In June 1945, just after the German surrender, George Gallup's polling organization registered an 87% job-approval rating for Harry Truman, the highest Gallup figure for any President on record even today. But researchers acknowledge that Truman himself had little to do with that endorsement, having taken office only two months before, when Franklin Roosevelt died. The unknown Truman rode the crest of relief and joy.
A number of current polls show that Bush's rating has soared into the 80s and 90s. But Gallup, perhaps the most respected sampler, waited until the gulf victory had sunk in and then launched its canvass over the weekend. The figures will be announced this week. The Gallup experts predict that Bush will equal the Truman mark and perhaps even top it.
Bush's ascendancy is quite different from that of any other President.
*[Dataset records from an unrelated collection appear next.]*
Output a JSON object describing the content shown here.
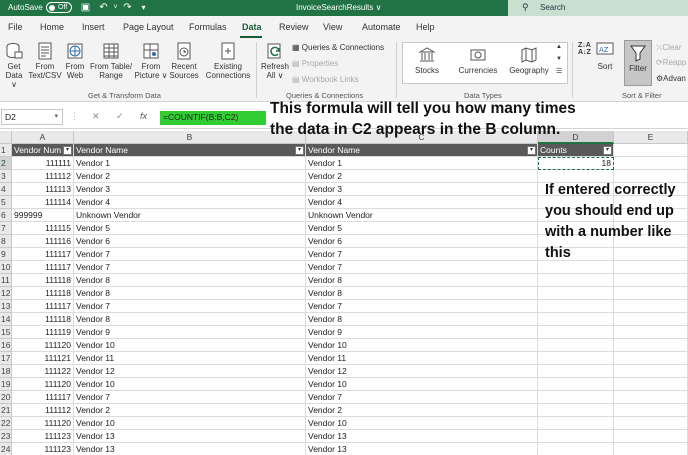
{
  "titlebar": {
    "autosave_label": "AutoSave",
    "autosave_state": "Off",
    "title": "InvoiceSearchResults ∨",
    "search_label": "Search"
  },
  "menu": {
    "tabs": [
      "File",
      "Home",
      "Insert",
      "Page Layout",
      "Formulas",
      "Data",
      "Review",
      "View",
      "Automate",
      "Help"
    ],
    "active": "Data"
  },
  "ribbon": {
    "get_data": "Get\nData ∨",
    "from_text_csv": "From\nText/CSV",
    "from_web": "From\nWeb",
    "from_table_range": "From Table/\nRange",
    "from_picture": "From\nPicture ∨",
    "recent_sources": "Recent\nSources",
    "existing_connections": "Existing\nConnections",
    "group_get_transform": "Get & Transform Data",
    "refresh_all": "Refresh\nAll ∨",
    "queries_connections": "Queries & Connections",
    "properties": "Properties",
    "workbook_links": "Workbook Links",
    "group_queries": "Queries & Connections",
    "stocks": "Stocks",
    "currencies": "Currencies",
    "geography": "Geography",
    "group_data_types": "Data Types",
    "sort_az": "A↓Z",
    "sort": "Sort",
    "filter": "Filter",
    "clear": "Clear",
    "reapply": "Reapp",
    "advanced": "Advan",
    "group_sort_filter": "Sort & Filter"
  },
  "formula_bar": {
    "name_box": "D2",
    "cancel": "✕",
    "enter": "✓",
    "fx": "fx",
    "formula": "=COUNTIF(B:B,C2)"
  },
  "annotations": {
    "formula_note_line1": "This formula will tell you how many times",
    "formula_note_line2": "the data in C2 appears in the B column.",
    "result_note_line1": "If entered correctly",
    "result_note_line2": "you should end up",
    "result_note_line3": "with a number like",
    "result_note_line4": "this"
  },
  "sheet": {
    "columns": [
      "A",
      "B",
      "C",
      "D",
      "E"
    ],
    "headers": {
      "a": "Vendor Num",
      "b": "Vendor Name",
      "c": "Vendor Name",
      "d": "Counts"
    },
    "d2_value": "18",
    "rows": [
      {
        "r": "1"
      },
      {
        "r": "2",
        "a": "111111",
        "b": "Vendor 1",
        "c": "Vendor 1"
      },
      {
        "r": "3",
        "a": "111112",
        "b": "Vendor 2",
        "c": "Vendor 2"
      },
      {
        "r": "4",
        "a": "111113",
        "b": "Vendor 3",
        "c": "Vendor 3"
      },
      {
        "r": "5",
        "a": "111114",
        "b": "Vendor 4",
        "c": "Vendor 4"
      },
      {
        "r": "6",
        "a": "999999",
        "b": "Unknown Vendor",
        "c": "Unknown Vendor",
        "a_left": true
      },
      {
        "r": "7",
        "a": "111115",
        "b": "Vendor 5",
        "c": "Vendor 5"
      },
      {
        "r": "8",
        "a": "111116",
        "b": "Vendor 6",
        "c": "Vendor 6"
      },
      {
        "r": "9",
        "a": "111117",
        "b": "Vendor 7",
        "c": "Vendor 7"
      },
      {
        "r": "10",
        "a": "111117",
        "b": "Vendor 7",
        "c": "Vendor 7"
      },
      {
        "r": "11",
        "a": "111118",
        "b": "Vendor 8",
        "c": "Vendor 8"
      },
      {
        "r": "12",
        "a": "111118",
        "b": "Vendor 8",
        "c": "Vendor 8"
      },
      {
        "r": "13",
        "a": "111117",
        "b": "Vendor 7",
        "c": "Vendor 7"
      },
      {
        "r": "14",
        "a": "111118",
        "b": "Vendor 8",
        "c": "Vendor 8"
      },
      {
        "r": "15",
        "a": "111119",
        "b": "Vendor 9",
        "c": "Vendor 9"
      },
      {
        "r": "16",
        "a": "111120",
        "b": "Vendor 10",
        "c": "Vendor 10"
      },
      {
        "r": "17",
        "a": "111121",
        "b": "Vendor 11",
        "c": "Vendor 11"
      },
      {
        "r": "18",
        "a": "111122",
        "b": "Vendor 12",
        "c": "Vendor 12"
      },
      {
        "r": "19",
        "a": "111120",
        "b": "Vendor 10",
        "c": "Vendor 10"
      },
      {
        "r": "20",
        "a": "111117",
        "b": "Vendor 7",
        "c": "Vendor 7"
      },
      {
        "r": "21",
        "a": "111112",
        "b": "Vendor 2",
        "c": "Vendor 2"
      },
      {
        "r": "22",
        "a": "111120",
        "b": "Vendor 10",
        "c": "Vendor 10"
      },
      {
        "r": "23",
        "a": "111123",
        "b": "Vendor 13",
        "c": "Vendor 13"
      },
      {
        "r": "24",
        "a": "111123",
        "b": "Vendor 13",
        "c": "Vendor 13"
      }
    ]
  },
  "colors": {
    "excel_green": "#217346",
    "formula_highlight": "#32cd32",
    "header_fill": "#595959"
  }
}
He had extraordinary luck in the timing of the gulf war. Kissinger points out that the collapse of the communist system and all its ripples through the client states rendered the Soviet leadership virtually helpless when Iraq invaded Kuwait. "There was no able leader comparable to Bush around," says one of the President's advisers. "Gorbachev for all his peace efforts was a sideshow. Margaret Thatcher was gone." The widespread notion that Bush would forever remain in the charismatic shadow of Ronald Reagan or be viewed as a foreign policy amateur compared with Richard Nixon has evaporated. It will probably never rise again.
But the hazards of such an exalted position in the world are obvious. War is almost always easier to run than peace, especially when you have such a + magnificent military machine. The tributes to Bush last week in the U.S. Congress will endure about as long as it takes to say "pork barrel." The instantaneous maneuvering of the diplomatic corps for Bush's favor was heard at dozens of dinner tables through the week.
Fortunately, Bush knows better than anyone else the fragility of exaltation and has warned about it since his Inauguration. Even better, Barbara plans to drag him off to a fishing vacation as soon as possible. Herbert Hoover, who never had Bush's luck or touch, nonetheless left some pertinent wisdom for Presidents. He urged them to go fishing at every opportunity. "It is discipline in the equality of men," said Hoover. "For all men are equal before fish."